Early snowstorm fails to derail strong harvest
Despite an early snowfall, local farmers are still feeling confident that when all is said and done, a 2020 harvest that ranks among the most productive in recent years will still be strong.
Tuesday saw an unseasonably early snowfall, with roughly a half-foot of snow dumped on the region. In Faribault, the city was forced to declare a snow emergency after being hit by one of the largest October snowfalls on record.
Fortunately, most area farmers report that their soybeans were out of the ground. According to the state’s latest Crop Progress and Condition report, released on Monday, 96% of beans were harvested across the state by last week. This year’s bean harvest came unusually early, thanks to an early planting and strong growing season. Last year, a late start pushed back the bean harvest a full month compared to this year, and this harvest is also three weeks ahead of the five-year average.
The early storm made the successful and efficient spring planting an even more fortunate break than it had been before, said Bridgewater Township farmer Mike Ludwig. Were a significant number of beans still out in the field, they would have been significantly damaged by the storm.
Unlike corn, Ludwig noted that beans are about impossible to combine with snow on the ground. In addition, beans have a tendency to swell back up and soften if hit with a significant amount of moisture, but need to be dry to harvest.
While beans may be out of the ground, there’s still plenty of corn left to harvest. According to the crop report, only about 63% of corn was harvested by last week statewide, and Richland Township farmer Jim Purfeerst suggested the local number might be slightly lower.
As with the beans, corn got in the ground early and that 63% figure is well ahead of both last year and the five-year average at this point on the calendar. Still, University of Minnesota Agriculture Extension Educator Claire LaCanne worries that time could be lost due to the storm.

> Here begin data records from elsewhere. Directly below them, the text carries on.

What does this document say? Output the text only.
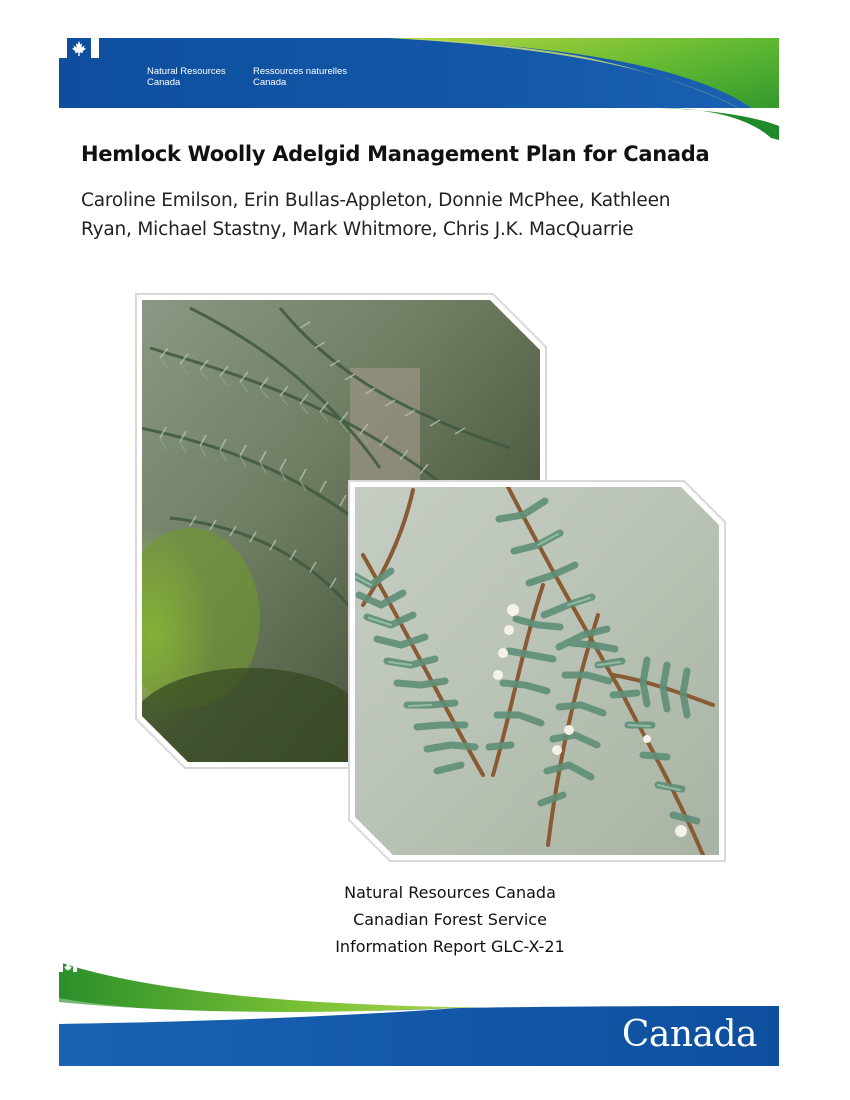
Natural Resources
Canada
Ressources naturelles
Canada
Hemlock Woolly Adelgid Management Plan for Canada
Caroline Emilson, Erin Bullas-Appleton, Donnie McPhee, Kathleen
Ryan, Michael Stastny, Mark Whitmore, Chris J.K. MacQuarrie
Natural Resources Canada
Canadian Forest Service
Information Report GLC-X-21
Canada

“The snow will definitely delay our harvest,” she said. “The ground needs to dry up a little bit.”
Walcott Township farmer Tom Donkers said that the storm has effectively brought operations to a standstill that will remain until the snow melts. While his beans are out, Donkers said that he still has a long way to go with the corn.
LaCanne said that the next few weeks of weather will be particularly crucial. The warmer and drier the upcoming weather is, the sooner farmers will be able to get out into their fields and finish their harvest. On that front, the weather forecast isn’t terribly promising. According to local weather forecasts from the National Oceanic and Atmospheric Administration, temperatures are likely to hover around freezing over the upcoming week, with precipitation likely to return over the weekend.
Area farmers remain grateful for a growing season that has been friendly overall and optimistic that a strong finish is still within reach. Markets have also strengthened notably over the last several months, particularly for corn and beans.
A major factor in the market’s improvements has been more steadiness on the trade front. After several years of trade conflicts, the U.S. reached a Phase One Trade Deal with China in January and also completed negotiations on the U.S.-Canada-Mexico Free Trade Agreement. The trade deal included a commitment to significant ag purchases, which the Chinese have followed through on, providing a particularly strong boost to the soybean market. Corn prices meanwhile have reached their highest levels in more than a year.
While the local harvest hasn’t been spectacular, Ludwig said it’s been more than solid. Until now, growing conditions were strong and with regard to markets, local corn and bean farmers are benefiting from an overall reduction in crop supply nationwide.
“Yields have been respectable,” he said. “We got a nice early start to spring and it’s been a good growing season.”